In the past 15 years or so–and maybe even longer–the idea of a band with a distinct, can’t-mistake-them sound has eroded. With the tidal wave of music at our disposal and the amount of like-minded bands popping up like a rapidly spreading rash, homogenization has become the rule, and the era of the unique performer has died a slow, painful death.
That is what makes bands such as Occultation so special. They don’t exactly have a swelling resume quite yet (their debut “Three & Seven” only dropped in 2012), but already they have mastered their own sound and personality, and there is no confusing them with any other band in metal. Their psychedelic, doomy, atmospheric sound is so difficult to pinpoint, because there is so much going on in their music and so many influences at work. Friends with opposing music viewpoints, one awash in early Sabbath and Mercyful Fate, the other a devout follower of the Cure and Sioxsie and the Banshees, could unite and find spiritual middle ground with this band and their enthralling second record “Silence in the Ancestral House.” Comprised of guitarist E.M. (also of black metal orb weavers Negative Plane) bassist A.L.., and absolutely commanding vocalist/drummer V.B., this band has created something very special and quite dark in their time together. That pays huge dividends on this second record, an album that deserves to be heard in the pitch black if your mind can handle the psychotic horror of it all.
That’s another thing that makes this record so fascinating, morbid, and magical. It sounds like it is soundtracking a ritual or séance. It doesn’t sound inspired by those activities. It sounds like it is interpreting dark spiritual actions going on at that very moment, with minds wandering beyond the limits of this plane of existence. It’s easy to say the music is perfect for this time of the year (not that it’s stopped me in the past), but it really is. It’s gorgeous, haunting, dangerous, and born of fire. And just to go back to V.B.’s work, she is absolutely on top of her game. Every word that comes from her mouth, every ghostly line takes you prisoner and pulls you into a world you probably never have explored before. She’ll give you chills and seduce you, and there is no other choice than submit to her call. Oh, another interesting fact is Kurt Ballou produced this one at his Godcity Studios, standing as the most unique recording that’s ever marked his resume.
Simply titled opener “Intro” sets the stage nicely, with chimes and bells ringing out and the guitar work ramping up and leading into “The First of the Last.” This track is situated in a particularly dark melody, with guitar lines buzzing and the band loading their cauldron with mud and guts. The vocals vibrate over the horror, like a strange voice summoning you in the night, while as the song reaches its conclusion, things speed up, there are words of weird premonitions, and you’re carried right over the bloody finish line. “Laughter in the Halls of Madness” is perfectly named and engages you right away, with guitars you can’t help but blindly follow and an incredibly engaging, classically dark composition. The band launches into a furious gallop that tramples over old Iron Maiden and Mercyful Fate territory, and satisfyingly so, while the singing seems ritualistic. “All Hallow’s Fire” spills organs into the scene, with fiery melodies that should make you feel uncomfortable and in danger. There are great, smoky passages that refuse to leave your bloodstream, and as usual, V.B.’s singing bewitches and makes you feel like you might freeze to death.

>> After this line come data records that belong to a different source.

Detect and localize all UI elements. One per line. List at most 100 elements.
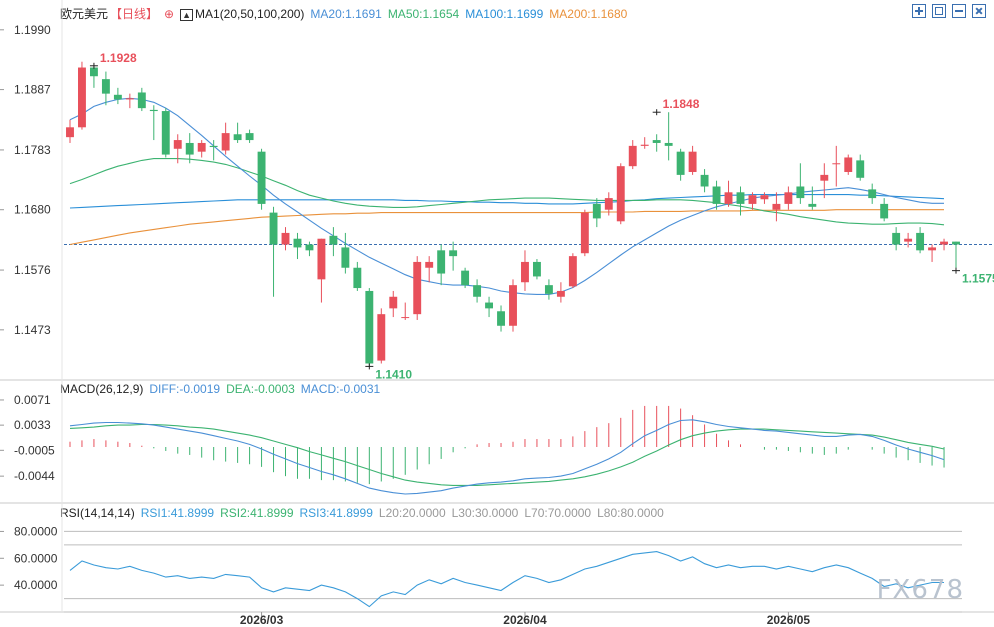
ma20-value: MA20:1.1691 (310, 7, 382, 21)
close-icon[interactable] (972, 4, 986, 18)
candle-body (437, 250, 446, 274)
candle-body (101, 79, 110, 94)
candle-body (365, 290, 374, 364)
candle-body (820, 174, 829, 181)
candle-body (149, 109, 158, 112)
candle-body (568, 256, 577, 287)
macd-y-tick-label: -0.0005 (14, 443, 55, 457)
macd-legend: MACD(26,12,9) DIFF:-0.0019 DEA:-0.0003 MACD… (60, 381, 386, 397)
macd-label: MACD(26,12,9) (60, 382, 144, 396)
candle-body (209, 145, 218, 148)
candle-body (760, 195, 769, 200)
candle-body (880, 203, 889, 219)
y-tick-label: 1.1887 (14, 83, 51, 97)
candle-body (233, 134, 242, 141)
macd-y-tick-label: 0.0033 (14, 418, 51, 432)
candle-body (832, 163, 841, 165)
extreme-label: 1.1575 (962, 272, 994, 286)
x-tick-label: 2026/05 (767, 613, 811, 627)
candle-body (772, 203, 781, 210)
candle-body (89, 67, 98, 77)
candle-body (485, 302, 494, 309)
candle-body (245, 133, 254, 141)
x-tick-label: 2026/04 (503, 613, 547, 627)
candle-body (269, 212, 278, 245)
candle-body (341, 247, 350, 268)
candle-body (532, 261, 541, 277)
candle-body (329, 235, 338, 245)
candle-body (78, 67, 86, 128)
rsi2-value: RSI2:41.8999 (220, 506, 294, 520)
candle-body (293, 238, 302, 248)
layout-icon[interactable] (932, 4, 946, 18)
candle-body (221, 133, 230, 151)
candle-body (580, 212, 589, 254)
ma20-line (69, 97, 944, 295)
candle-body (700, 174, 709, 187)
candle-body (712, 186, 721, 204)
macd-dea-line (69, 423, 945, 486)
candle-body (808, 203, 817, 207)
rsi-l30: L30:30.0000 (451, 506, 519, 520)
ma50-value: MA50:1.1654 (387, 7, 460, 21)
candle-body (509, 285, 517, 326)
candle-body (640, 144, 649, 146)
rsi-label: RSI(14,14,14) (60, 506, 135, 520)
candle-body (604, 198, 613, 210)
extreme-label: 1.1928 (100, 51, 137, 65)
candle-body (413, 261, 422, 315)
macd-y-tick-label: -0.0044 (14, 469, 55, 483)
candle-body (66, 127, 74, 138)
rsi-l80: L80:80.0000 (597, 506, 664, 520)
add-indicator-icon[interactable] (912, 4, 926, 18)
candle-body (916, 232, 925, 251)
candle-body (928, 247, 937, 251)
candle-body (389, 296, 398, 309)
rsi1-value: RSI1:41.8999 (140, 506, 215, 520)
macd-value: MACD:-0.0031 (300, 382, 381, 396)
candle-body (137, 92, 146, 109)
candle-body (173, 140, 182, 149)
rsi-y-tick-label: 40.0000 (14, 578, 58, 592)
rsi-y-tick-label: 80.0000 (14, 524, 58, 538)
candle-body (616, 166, 625, 222)
rsi-line (69, 551, 944, 608)
candle-body (401, 317, 410, 319)
candle-body (185, 142, 194, 155)
rsi-y-tick-label: 60.0000 (14, 551, 58, 565)
candle-body (317, 238, 326, 280)
rsi-legend: RSI(14,14,14) RSI1:41.8999 RSI2:41.8999 RSI… (60, 505, 670, 521)
candle-body (892, 232, 901, 245)
candle-body (425, 261, 434, 268)
candle-body (856, 160, 865, 178)
watermark: FX678 (876, 575, 964, 605)
candle-body (497, 311, 505, 326)
candle-body (125, 98, 134, 100)
minimize-icon[interactable] (952, 4, 966, 18)
candle-body (161, 111, 170, 155)
ma200-value: MA200:1.1680 (549, 7, 628, 21)
candle-body (544, 285, 553, 294)
candle-body (676, 151, 685, 175)
candle-body (868, 189, 877, 199)
period-selector[interactable]: 【日线】 (110, 7, 159, 21)
rsi-l20: L20:20.0000 (378, 506, 446, 520)
chart-toolbar (912, 4, 986, 18)
ma-label: MA1(20,50,100,200) (195, 7, 305, 21)
rsi3-value: RSI3:41.8999 (299, 506, 373, 520)
y-tick-label: 1.1990 (14, 23, 51, 37)
candle-body (748, 195, 757, 204)
candle-body (904, 238, 913, 242)
candle-body (257, 151, 266, 204)
candle-body (796, 186, 805, 199)
candle-body (736, 192, 745, 204)
ma-indicator-icon[interactable]: ▲ (180, 9, 194, 21)
candle-body (652, 140, 661, 143)
toggle-circle-icon[interactable]: ⊕ (164, 7, 175, 21)
extreme-label: 1.1848 (663, 97, 700, 111)
ma100-value: MA100:1.1699 (465, 7, 544, 21)
price-legend: 欧元美元 【日线】 ⊕ ▲ MA1(20,50,100,200) MA20:1.1691 M… (60, 6, 633, 22)
candle-body (377, 314, 386, 361)
y-tick-label: 1.1680 (14, 203, 51, 217)
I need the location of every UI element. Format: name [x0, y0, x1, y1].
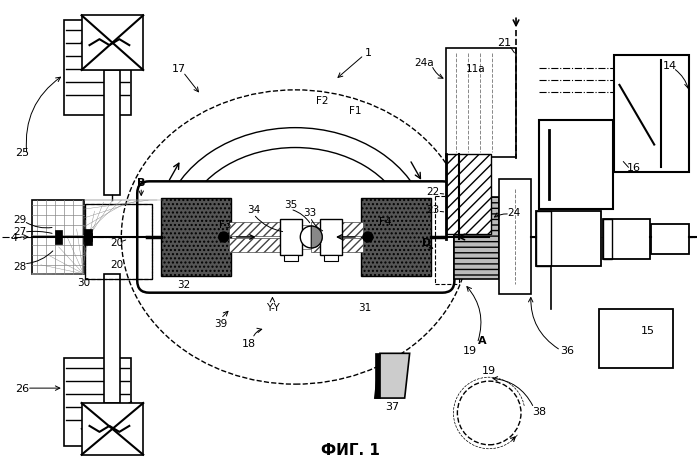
Bar	[603, 219, 612, 259]
Text: 27: 27	[13, 227, 27, 237]
Bar	[84, 234, 92, 241]
Bar	[499, 180, 531, 294]
Bar	[55, 230, 62, 245]
Bar	[614, 56, 689, 173]
Text: 36: 36	[560, 346, 574, 356]
Bar	[454, 198, 499, 279]
Text: 21: 21	[497, 38, 511, 48]
Bar	[85, 205, 152, 279]
Text: 19: 19	[463, 346, 477, 356]
Text: B: B	[137, 178, 145, 188]
Circle shape	[363, 233, 373, 242]
Text: 14: 14	[663, 61, 677, 71]
Text: F2: F2	[316, 96, 329, 106]
Bar	[311, 238, 363, 252]
Text: 25: 25	[15, 148, 29, 158]
Text: 28: 28	[13, 261, 27, 271]
Bar	[229, 238, 280, 252]
Bar	[361, 199, 431, 276]
Text: 23: 23	[426, 205, 439, 215]
Circle shape	[301, 227, 322, 248]
Text: 19: 19	[482, 366, 496, 376]
Text: 33: 33	[303, 208, 317, 218]
Bar	[82, 16, 143, 71]
Text: 17: 17	[172, 64, 186, 74]
Bar	[324, 255, 338, 261]
Bar	[64, 21, 131, 116]
Bar	[84, 229, 92, 246]
Circle shape	[219, 233, 229, 242]
Text: 39: 39	[214, 319, 227, 329]
Text: 24: 24	[507, 208, 521, 218]
Text: 32: 32	[178, 279, 191, 289]
FancyBboxPatch shape	[137, 182, 454, 293]
Bar	[85, 205, 152, 279]
Text: 24a: 24a	[415, 58, 434, 68]
Bar	[161, 199, 231, 276]
Bar	[598, 309, 673, 368]
Text: 38: 38	[532, 406, 546, 416]
Text: 35: 35	[284, 200, 297, 210]
Bar	[85, 205, 152, 279]
Bar	[603, 219, 650, 259]
Text: 20: 20	[110, 238, 123, 248]
Text: A: A	[478, 336, 487, 346]
Bar	[104, 71, 120, 196]
Text: F3: F3	[219, 219, 232, 229]
Text: 30: 30	[77, 277, 90, 287]
Bar	[536, 212, 600, 266]
Text: 34: 34	[247, 205, 260, 215]
Text: 16: 16	[626, 163, 640, 173]
Text: 22: 22	[426, 187, 439, 197]
Polygon shape	[375, 354, 410, 398]
Text: D: D	[422, 238, 431, 248]
Bar	[539, 120, 614, 210]
Text: F4: F4	[379, 217, 391, 227]
Polygon shape	[375, 354, 380, 398]
Text: 31: 31	[359, 302, 372, 312]
Bar	[280, 219, 302, 255]
Text: 26: 26	[15, 383, 29, 393]
Bar	[447, 155, 491, 235]
Text: 4: 4	[10, 232, 17, 242]
Bar	[229, 223, 280, 237]
Bar	[284, 255, 298, 261]
Bar	[85, 205, 152, 279]
Bar	[447, 49, 516, 158]
Text: 18: 18	[242, 338, 256, 348]
Bar	[32, 201, 84, 274]
Text: 15: 15	[641, 326, 655, 336]
Text: 20: 20	[110, 259, 123, 269]
Bar	[64, 358, 131, 446]
Text: 11a: 11a	[466, 64, 485, 74]
Text: ФИГ. 1: ФИГ. 1	[321, 442, 380, 457]
Text: 37: 37	[386, 401, 400, 411]
Text: Y-Y: Y-Y	[266, 302, 280, 312]
Bar	[311, 223, 363, 237]
Text: 29: 29	[13, 215, 27, 225]
Bar	[320, 219, 342, 255]
Bar	[104, 274, 120, 403]
Text: F1: F1	[349, 106, 361, 116]
Wedge shape	[311, 227, 322, 248]
Text: 1: 1	[364, 48, 371, 58]
Bar	[536, 212, 551, 266]
Bar	[82, 403, 143, 455]
Bar	[651, 225, 689, 254]
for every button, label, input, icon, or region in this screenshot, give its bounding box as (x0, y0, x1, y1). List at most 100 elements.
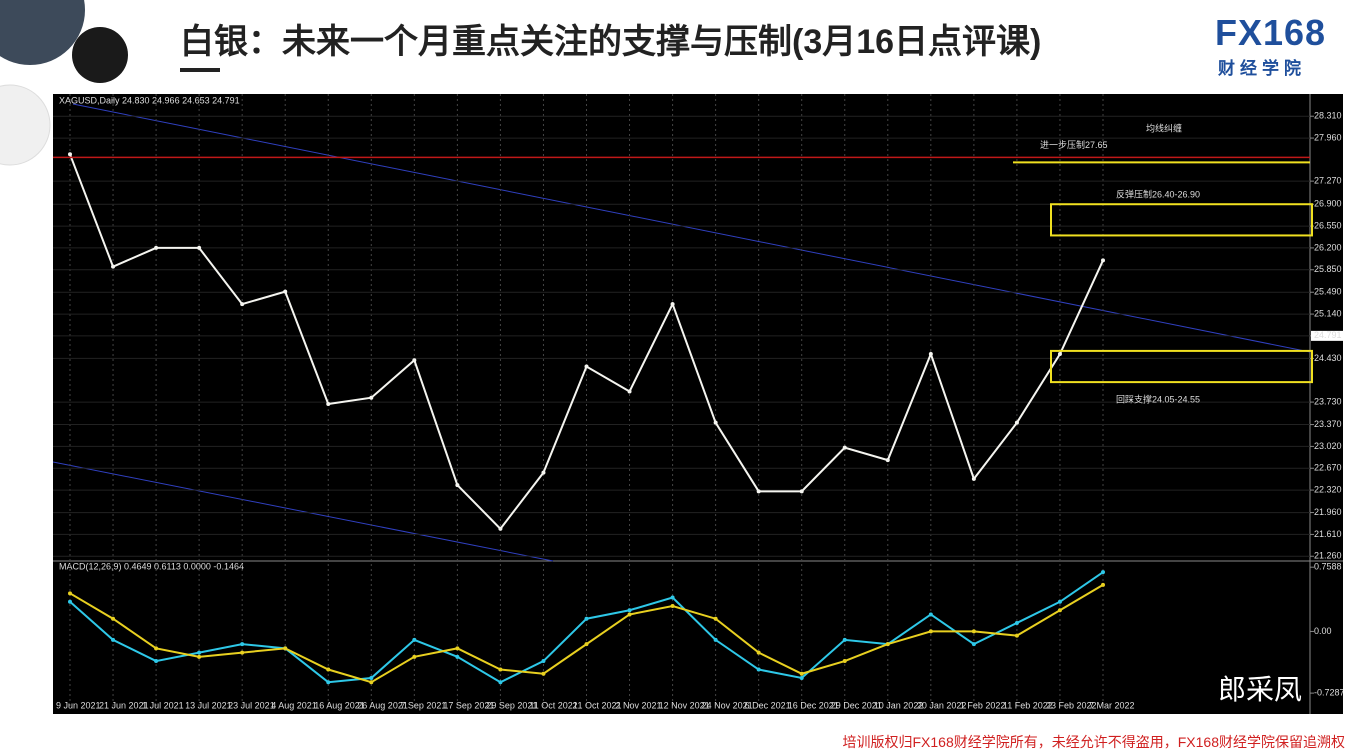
point (68, 591, 72, 596)
point (842, 445, 847, 450)
point (670, 595, 675, 600)
point (971, 642, 976, 647)
point (756, 667, 761, 672)
point (885, 642, 890, 647)
point (541, 671, 546, 676)
point (111, 264, 116, 269)
y-tick-label: 27.270 (1314, 176, 1342, 186)
x-tick-label: 10 Jan 2022 (874, 700, 924, 710)
point (885, 458, 890, 463)
point (842, 637, 847, 642)
y-tick-label: 27.960 (1314, 132, 1342, 142)
x-tick-label: 9 Jun 2021 (56, 700, 101, 710)
x-tick-label: 17 Sep 2021 (443, 700, 494, 710)
y-tick-label: 28.310 (1314, 111, 1342, 121)
point (498, 526, 503, 531)
deco-circle (72, 27, 128, 83)
point (799, 675, 804, 680)
point (584, 364, 589, 369)
point (369, 675, 374, 680)
point (971, 629, 976, 634)
zone (1050, 349, 1313, 384)
point (842, 659, 847, 664)
point (240, 302, 245, 307)
deco-circle (0, 0, 85, 65)
x-tick-label: 6 Dec 2021 (745, 700, 791, 710)
price-panel-title: XAGUSD,Daily 24.830 24.966 24.653 24.791 (59, 95, 240, 105)
point (154, 659, 159, 664)
point (670, 302, 675, 307)
x-tick-label: 23 Feb 2022 (1046, 700, 1097, 710)
footer: 培训版权归FX168财经学院所有，未经允许不得盗用，FX168财经学院保留追溯权 (842, 734, 1346, 750)
point (197, 654, 202, 659)
point (713, 637, 718, 642)
note: 均线纠缠 (1146, 122, 1182, 133)
y-tick-label: 21.610 (1314, 529, 1342, 539)
point (1057, 608, 1062, 613)
y-tick-label: 22.320 (1314, 484, 1342, 494)
y-tick-label: 24.430 (1314, 353, 1342, 363)
point (154, 646, 159, 651)
x-tick-label: 11 Feb 2022 (1003, 700, 1053, 710)
point (111, 616, 116, 621)
x-tick-label: 1 Feb 2022 (960, 700, 1006, 710)
point (584, 616, 589, 621)
zone-label: 回踩支撑24.05-24.55 (1116, 393, 1200, 404)
point (283, 646, 288, 651)
y-tick-label: 26.200 (1314, 242, 1342, 252)
point (627, 389, 632, 394)
x-tick-label: 20 Jan 2022 (917, 700, 967, 710)
point (928, 352, 933, 357)
y-tick-label: 24.791 (1314, 330, 1342, 340)
point (541, 470, 546, 475)
x-tick-label: 29 Dec 2021 (831, 700, 882, 710)
title-underline (180, 68, 220, 72)
point (670, 604, 675, 609)
point (412, 358, 417, 363)
last-price-box (1311, 330, 1343, 341)
point (1057, 352, 1062, 357)
point (756, 489, 761, 494)
point (584, 642, 589, 647)
point (369, 395, 374, 400)
point (799, 489, 804, 494)
point (799, 671, 804, 676)
x-tick-label: 7 Mar 2022 (1089, 700, 1135, 710)
point (326, 401, 331, 406)
x-tick-label: 2 Nov 2021 (616, 700, 662, 710)
point (498, 667, 503, 672)
y-tick-label: 26.900 (1314, 199, 1342, 209)
logo-subtitle: 财经学院 (1218, 59, 1306, 78)
y-tick-label: 23.730 (1314, 396, 1342, 406)
x-tick-label: 13 Jul 2021 (185, 700, 232, 710)
point (326, 680, 331, 685)
point (498, 680, 503, 685)
point (756, 650, 761, 655)
y-tick-label: 21.960 (1314, 507, 1342, 517)
x-tick-label: 23 Jul 2021 (228, 700, 275, 710)
point (928, 612, 933, 617)
point (928, 629, 933, 634)
point (111, 637, 116, 642)
point (1057, 599, 1062, 604)
y-tick-label: 25.850 (1314, 264, 1342, 274)
y-tick-label: 0.7588 (1314, 562, 1342, 572)
point (240, 642, 245, 647)
point (154, 245, 159, 250)
channel-line (53, 461, 554, 562)
y-tick-label: -0.7287 (1314, 687, 1343, 697)
y-tick-label: 26.550 (1314, 220, 1342, 230)
point (68, 599, 72, 604)
y-tick-label: 25.490 (1314, 287, 1342, 297)
x-tick-label: 26 Aug 2021 (357, 700, 408, 710)
point (197, 650, 202, 655)
channel-line (72, 103, 1311, 353)
x-tick-label: 16 Aug 2021 (314, 700, 365, 710)
point (1101, 258, 1105, 263)
logo: FX168 (1215, 12, 1327, 53)
point (971, 476, 976, 481)
y-tick-label: 23.370 (1314, 419, 1342, 429)
point (455, 654, 460, 659)
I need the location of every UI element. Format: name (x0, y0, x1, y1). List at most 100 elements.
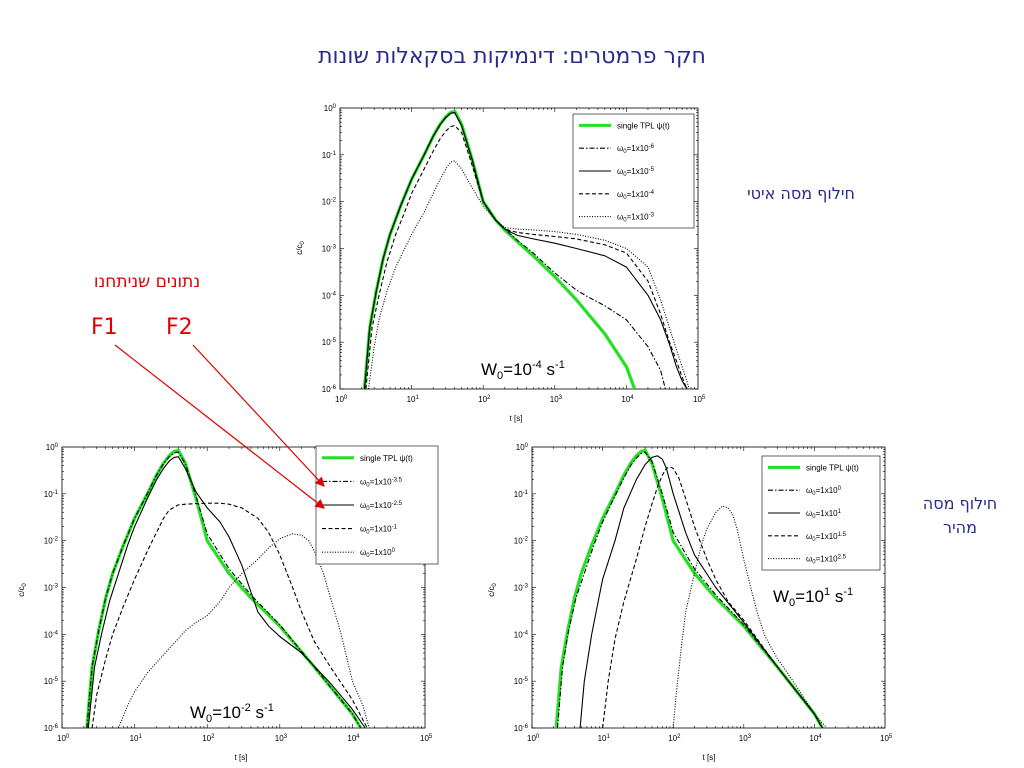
x-tick-label-exp: 4 (630, 395, 634, 401)
legend-entry-part: single TPL ψ(t) (617, 121, 670, 130)
w0-annotation-part: =10 (503, 360, 532, 379)
series-line-2 (556, 451, 823, 728)
y-tick-label: 10-5 (44, 677, 59, 686)
y-tick-label: 10-4 (322, 291, 337, 300)
x-tick-label: 104 (809, 734, 822, 743)
y-tick-label-base: 10 (514, 537, 523, 546)
w0-annotation-part: 0 (497, 370, 503, 382)
y-tick-label-exp: -1 (53, 490, 59, 496)
axis-ticks (339, 108, 698, 390)
x-tick-label-base: 10 (202, 734, 211, 743)
x-tick-label-exp: 3 (559, 395, 563, 401)
series-group (85, 448, 370, 728)
legend-entry: ω0=1x100 (360, 548, 396, 559)
y-tick-label-base: 10 (44, 630, 53, 639)
x-tick-label: 100 (527, 734, 540, 743)
legend-entry-part: ω (617, 213, 623, 222)
w0-annotation-part: W (190, 703, 206, 722)
x-tick-label: 100 (57, 734, 70, 743)
y-tick-label-base: 10 (322, 245, 331, 254)
legend: single TPL ψ(t)ω0=1x10-3.5ω0=1x10-2.5ω0=… (315, 445, 439, 565)
y-tick-label: 100 (324, 104, 337, 113)
y-tick-label: 10-5 (514, 677, 529, 686)
legend-entry-part: ω (806, 555, 812, 564)
x-tick-label-base: 10 (130, 734, 139, 743)
x-tick-label: 105 (693, 395, 706, 404)
series-line-4 (91, 502, 368, 728)
x-tick-label-exp: 0 (344, 395, 348, 401)
legend-entry-part: ω (617, 144, 623, 153)
y-tick-label-exp: -6 (53, 724, 59, 730)
legend-entry-part: ω (806, 532, 812, 541)
y-tick-label: 10-3 (514, 584, 529, 593)
y-tick-label: 10-5 (322, 338, 337, 347)
w0-annotation-part: -4 (532, 359, 542, 371)
series-line-2 (86, 451, 362, 728)
series-group (554, 448, 828, 728)
x-tick-label: 103 (275, 734, 288, 743)
x-tick-label-exp: 4 (356, 734, 360, 740)
legend-entry-part: ω (617, 190, 623, 199)
series-line-3 (363, 111, 688, 389)
legend: single TPL ψ(t)ω0=1x100ω0=1x101ω0=1x101.… (761, 455, 881, 571)
legend-entry: ω0=1x10-1 (360, 525, 398, 536)
legend-entry: single TPL ψ(t) (806, 463, 859, 472)
legend-entry: single TPL ψ(t) (617, 121, 670, 130)
legend-entry-part: 0 (623, 149, 627, 155)
legend-entry-part: 1 (838, 509, 842, 515)
legend-entry-part: =1x10 (627, 213, 650, 222)
legend-entry-part: single TPL ψ(t) (360, 454, 413, 463)
y-tick-label-base: 10 (322, 198, 331, 207)
w0-annotation-part: s (542, 360, 555, 379)
y-tick-label-exp: -2 (523, 537, 529, 543)
y-axis-label-sub: 0 (22, 583, 28, 587)
chart-3: 100 101 102 103 104 10510010-110-210-310-410-… (487, 443, 893, 762)
legend-entry-part: ω (806, 509, 812, 518)
x-tick-label-exp: 5 (702, 395, 706, 401)
legend-entry: ω0=1x102.5 (806, 555, 847, 566)
legend-entry-part: 0 (366, 553, 370, 559)
y-axis-label-sub: 0 (300, 241, 306, 245)
legend-entry-part: -4 (649, 190, 655, 196)
y-tick-label: 10-2 (514, 537, 529, 546)
legend-entry-part: =1x10 (627, 167, 650, 176)
legend-entry-part: =1x10 (370, 525, 393, 534)
legend-entry-part: ω (360, 548, 366, 557)
series-line-5 (367, 160, 690, 389)
x-tick-label-exp: 2 (211, 734, 215, 740)
w0-annotation-part: -2 (241, 702, 251, 714)
x-tick-label-exp: 1 (416, 395, 420, 401)
y-tick-label-exp: 0 (333, 104, 337, 110)
legend-entry: ω0=1x10-4 (617, 190, 655, 201)
y-tick-label: 10-3 (322, 245, 337, 254)
y-tick-label-exp: -3 (523, 584, 529, 590)
legend-entry-part: ω (806, 486, 812, 495)
series-line-3 (579, 455, 823, 728)
legend-entry-part: 0 (623, 195, 627, 201)
legend-entry-part: single TPL ψ(t) (806, 463, 859, 472)
y-tick-label-exp: -6 (331, 385, 337, 391)
analyzed-data-label: נתונים שניתחנו (93, 272, 201, 292)
y-tick-label-exp: -4 (523, 630, 529, 636)
w0-annotation-part: -1 (843, 586, 853, 598)
x-tick-label: 102 (668, 734, 681, 743)
legend-entry-part: 0 (812, 560, 816, 566)
legend-entry-part: 0 (812, 514, 816, 520)
x-tick-label-base: 10 (693, 395, 702, 404)
w0-annotation-part: s (830, 587, 843, 606)
axis-ticks (531, 447, 885, 729)
legend-entry-part: 0 (366, 506, 370, 512)
y-axis-label-main: c/c (17, 587, 26, 597)
series-line-1 (554, 448, 824, 728)
legend-entry-part: =1x10 (627, 144, 650, 153)
y-tick-label-exp: -3 (331, 245, 337, 251)
x-tick-label: 104 (347, 734, 360, 743)
x-tick-label-exp: 3 (284, 734, 288, 740)
y-tick-label-base: 10 (44, 724, 53, 733)
series-line-3 (87, 456, 366, 728)
y-tick-label-base: 10 (514, 677, 523, 686)
y-tick-label: 10-6 (514, 724, 529, 733)
legend-entry-part: -1 (392, 525, 398, 531)
x-tick-label-base: 10 (880, 734, 889, 743)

“The Place Behind the Sky” is a 7:14 trip into complete mental submission, with the band making you feel like you’re able to push beyond the earthly realm and into somewhere previously unexplored. The guitars are spindly and later absolutely fire-breathing, while V.B. is in complete control telling her tale, pushing off into the cosmos, and paving a path for the guitars to charge up once more and stomp a dagger into the end of the track. This is a must-hear piece. “The Dream Tide” is a heavier track, with guitars snaking through the thing, evil sentiments afoot, and amazing interaction between E.M.’s melodies and V.B.’s expressive emotion. It’s an awesome piece where everyone’s psyches are totally aligned. “Intermission” is a brief, tranquil bridge that leads to “Forever Hereafter,” an elegant, spooky song that has really intense vocals and a tempo that speeds up as it leads into the chorus. In fact, things gets ever faster as the song goes on, adding a new edge to the band’s style and proving they’re willing to steamroll you if the situation calls for it. The 8:25 closing title cut has a gentler feel at the beginning, with even V.B.’s voice sounding lush and calming. But that doesn’t last, as the song breaks open into something of a psychedelic lullaby and then keeps swirling and gaining steam from there. The song is arresting and luring, with the vocals returning to their entrancing power, the bass pounding harder underneath, and the track eventually bleeding away into the night, leaving a sticky trail behind.
Occultation’s trademark sound and natural progression into darker realms make “Silence in the Ancestral House” a real step ahead for the band and one that could earn them more loyal followers. They have a way of getting inside you and haunting you wholly, leaving you cowering in a corner, begging for the mercy of light. It’s not a put on. It’s the real thing. This band has cornered the market on dark, mind-altering doom, and they’re a group whose music you need to engage with if you want to journey into the darkest regions of existence and beyond.